Probably the most interesting technical feature of Ninjas! is that it’s an isometric tile game. I actually used a version of the Sim High tiling engine here, modified as needed to support the isometric view. Also neat is that the map data was built from a real map of Japan, and you can see the accurate terrain in the mini-map in the screenshots above.



Chess Quest


The last project from this era worth mentioning is Chess Quest. This came about from my interest in two things. First, most obviously, was my lifelong interest in chess. Second, was a little game called Puzzle Quest.

Puzzle Quest is a genius game, that even now, as I type this, I’m thinking, “I should play it again!” What amazes me most though is that I like it at all. At it’s core it’s a match-3 style puzzle game (the most famous game of this format being Candy Crush), and I hate match-3 puzzle games! Their core gameplay is banal and mindless. So why do I love Puzzle Quest so much? I realized it’s because it uses what I consider a magic game design formula.

I first encountered this formula in another classic game, X-Com UFO Defense. The idea is this: take a reasonably interesting core game (aka, tactical game, aka second-to-second game), and pair it with a equally compelling outer game (aka strategy game, aka minute-to-minute game), and make those two inter-dependent such that good results in the strategy game help your tactical game, and vice versa, and you have design gold - or rather, some form of crack-cocaine.

So many great games have a version of this design pattern at their core (for example, The Walking Dead, Saints and Sinners), because the forumla really is magic. It can even make a crappy core game (ie match-3) compelling! And if that’s the case, then what could it do for a good core game, such as chess?

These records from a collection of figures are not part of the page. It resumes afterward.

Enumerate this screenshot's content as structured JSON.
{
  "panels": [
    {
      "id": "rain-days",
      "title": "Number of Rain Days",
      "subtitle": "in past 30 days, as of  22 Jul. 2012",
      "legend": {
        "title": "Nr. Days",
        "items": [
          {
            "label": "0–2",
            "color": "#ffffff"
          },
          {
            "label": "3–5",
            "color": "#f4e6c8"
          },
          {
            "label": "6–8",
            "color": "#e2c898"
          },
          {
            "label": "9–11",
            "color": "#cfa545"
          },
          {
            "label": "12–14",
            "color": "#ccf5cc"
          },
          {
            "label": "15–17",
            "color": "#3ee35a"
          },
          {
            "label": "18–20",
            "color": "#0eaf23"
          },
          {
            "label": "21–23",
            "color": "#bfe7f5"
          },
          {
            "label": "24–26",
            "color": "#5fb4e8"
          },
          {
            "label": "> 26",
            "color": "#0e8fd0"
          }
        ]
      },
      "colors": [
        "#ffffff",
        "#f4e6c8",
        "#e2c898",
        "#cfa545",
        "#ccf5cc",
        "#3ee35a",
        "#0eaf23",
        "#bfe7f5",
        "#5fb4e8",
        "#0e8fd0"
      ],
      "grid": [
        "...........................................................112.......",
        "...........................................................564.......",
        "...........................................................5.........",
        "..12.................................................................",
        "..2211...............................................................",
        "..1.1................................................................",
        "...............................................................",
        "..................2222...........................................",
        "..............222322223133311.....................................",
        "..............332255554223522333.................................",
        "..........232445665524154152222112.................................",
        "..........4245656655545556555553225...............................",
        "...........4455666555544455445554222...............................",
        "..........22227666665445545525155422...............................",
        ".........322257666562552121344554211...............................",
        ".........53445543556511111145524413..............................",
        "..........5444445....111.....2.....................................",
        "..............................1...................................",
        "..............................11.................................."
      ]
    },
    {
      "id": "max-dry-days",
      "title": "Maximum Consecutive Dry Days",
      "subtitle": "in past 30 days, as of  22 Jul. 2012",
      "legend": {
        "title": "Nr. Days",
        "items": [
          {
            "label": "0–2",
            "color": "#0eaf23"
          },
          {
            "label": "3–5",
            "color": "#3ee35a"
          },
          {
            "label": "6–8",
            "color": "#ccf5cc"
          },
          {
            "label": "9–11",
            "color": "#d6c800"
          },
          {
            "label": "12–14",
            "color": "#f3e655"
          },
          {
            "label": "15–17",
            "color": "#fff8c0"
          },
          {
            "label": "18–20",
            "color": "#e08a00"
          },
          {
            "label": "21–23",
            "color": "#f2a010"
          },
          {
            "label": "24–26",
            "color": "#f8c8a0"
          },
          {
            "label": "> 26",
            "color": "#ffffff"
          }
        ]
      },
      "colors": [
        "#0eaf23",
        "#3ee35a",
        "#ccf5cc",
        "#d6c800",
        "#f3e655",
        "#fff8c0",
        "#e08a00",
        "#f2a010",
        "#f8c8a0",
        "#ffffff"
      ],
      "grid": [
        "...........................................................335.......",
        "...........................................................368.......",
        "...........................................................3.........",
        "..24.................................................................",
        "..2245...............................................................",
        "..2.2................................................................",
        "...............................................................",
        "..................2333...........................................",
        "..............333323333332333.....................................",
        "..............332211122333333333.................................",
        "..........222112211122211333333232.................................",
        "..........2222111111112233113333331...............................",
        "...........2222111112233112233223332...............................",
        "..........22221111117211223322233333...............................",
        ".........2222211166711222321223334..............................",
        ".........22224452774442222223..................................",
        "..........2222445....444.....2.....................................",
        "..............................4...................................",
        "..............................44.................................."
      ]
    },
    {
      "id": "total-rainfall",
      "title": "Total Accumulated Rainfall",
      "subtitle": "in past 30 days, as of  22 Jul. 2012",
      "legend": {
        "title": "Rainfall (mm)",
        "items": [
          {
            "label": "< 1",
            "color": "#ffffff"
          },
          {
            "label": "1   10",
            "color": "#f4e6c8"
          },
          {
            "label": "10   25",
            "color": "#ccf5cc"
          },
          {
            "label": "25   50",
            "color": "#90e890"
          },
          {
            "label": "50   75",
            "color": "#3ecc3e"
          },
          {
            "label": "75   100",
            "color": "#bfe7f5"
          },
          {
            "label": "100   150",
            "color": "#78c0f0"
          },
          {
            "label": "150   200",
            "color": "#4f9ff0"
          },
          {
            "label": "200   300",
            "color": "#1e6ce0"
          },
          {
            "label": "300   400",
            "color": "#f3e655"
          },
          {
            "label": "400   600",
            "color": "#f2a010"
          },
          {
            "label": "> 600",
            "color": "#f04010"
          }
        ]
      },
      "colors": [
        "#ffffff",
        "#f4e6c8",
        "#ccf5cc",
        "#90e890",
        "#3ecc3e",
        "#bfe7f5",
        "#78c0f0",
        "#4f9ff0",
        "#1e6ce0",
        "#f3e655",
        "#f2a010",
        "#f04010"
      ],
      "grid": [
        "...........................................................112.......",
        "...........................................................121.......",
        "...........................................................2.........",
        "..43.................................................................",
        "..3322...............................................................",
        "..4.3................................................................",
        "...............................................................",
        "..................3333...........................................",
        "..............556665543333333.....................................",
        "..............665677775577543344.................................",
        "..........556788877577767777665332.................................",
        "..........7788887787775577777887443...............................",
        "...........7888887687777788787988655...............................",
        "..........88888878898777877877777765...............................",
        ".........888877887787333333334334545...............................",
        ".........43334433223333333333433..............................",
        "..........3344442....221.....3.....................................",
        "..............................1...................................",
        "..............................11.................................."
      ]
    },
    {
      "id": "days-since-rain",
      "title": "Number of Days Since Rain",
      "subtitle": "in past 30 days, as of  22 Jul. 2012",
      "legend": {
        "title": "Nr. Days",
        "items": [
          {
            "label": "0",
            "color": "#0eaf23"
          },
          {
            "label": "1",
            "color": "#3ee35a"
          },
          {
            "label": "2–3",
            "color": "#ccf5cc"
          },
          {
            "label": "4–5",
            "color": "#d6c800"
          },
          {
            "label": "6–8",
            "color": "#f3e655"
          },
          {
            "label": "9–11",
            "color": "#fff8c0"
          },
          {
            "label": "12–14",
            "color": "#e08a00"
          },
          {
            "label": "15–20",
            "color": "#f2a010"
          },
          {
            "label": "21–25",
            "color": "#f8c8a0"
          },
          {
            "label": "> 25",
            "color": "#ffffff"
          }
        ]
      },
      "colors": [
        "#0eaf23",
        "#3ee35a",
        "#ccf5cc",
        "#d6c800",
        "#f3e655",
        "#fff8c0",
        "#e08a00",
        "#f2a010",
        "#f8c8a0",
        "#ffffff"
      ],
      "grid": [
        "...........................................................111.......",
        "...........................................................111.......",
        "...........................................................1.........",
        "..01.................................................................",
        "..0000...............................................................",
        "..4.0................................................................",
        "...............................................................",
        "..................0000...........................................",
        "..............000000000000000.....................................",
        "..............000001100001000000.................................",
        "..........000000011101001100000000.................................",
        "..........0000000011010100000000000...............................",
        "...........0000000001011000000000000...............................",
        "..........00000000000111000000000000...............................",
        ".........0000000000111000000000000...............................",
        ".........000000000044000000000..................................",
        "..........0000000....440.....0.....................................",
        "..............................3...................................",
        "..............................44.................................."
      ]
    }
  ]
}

So was born Chess Quest - basically a Puzzle Quest like game, but with the core gameplay being a more interesting chess-like game mode. I say “chess-like” because the idea was to lean on chess ideas, such as basic move and capture rules, but do creative things such as use new maps (boards) and have different win conditions.

Though again I did not complete this project, its creation came with a nice technical centerpiece. I speak of the chess AI engine of course. For Chess Quest to be any good, it had to be able to play reasonable chess. So, I learned about the mini-max algorithm, board state representation, tree-pruning methods and other optimization techniques. It was all very educational, and despite not finishing the game, the understanding I gained added value to my development repertoire and forever enriched my own enjoyment of chess.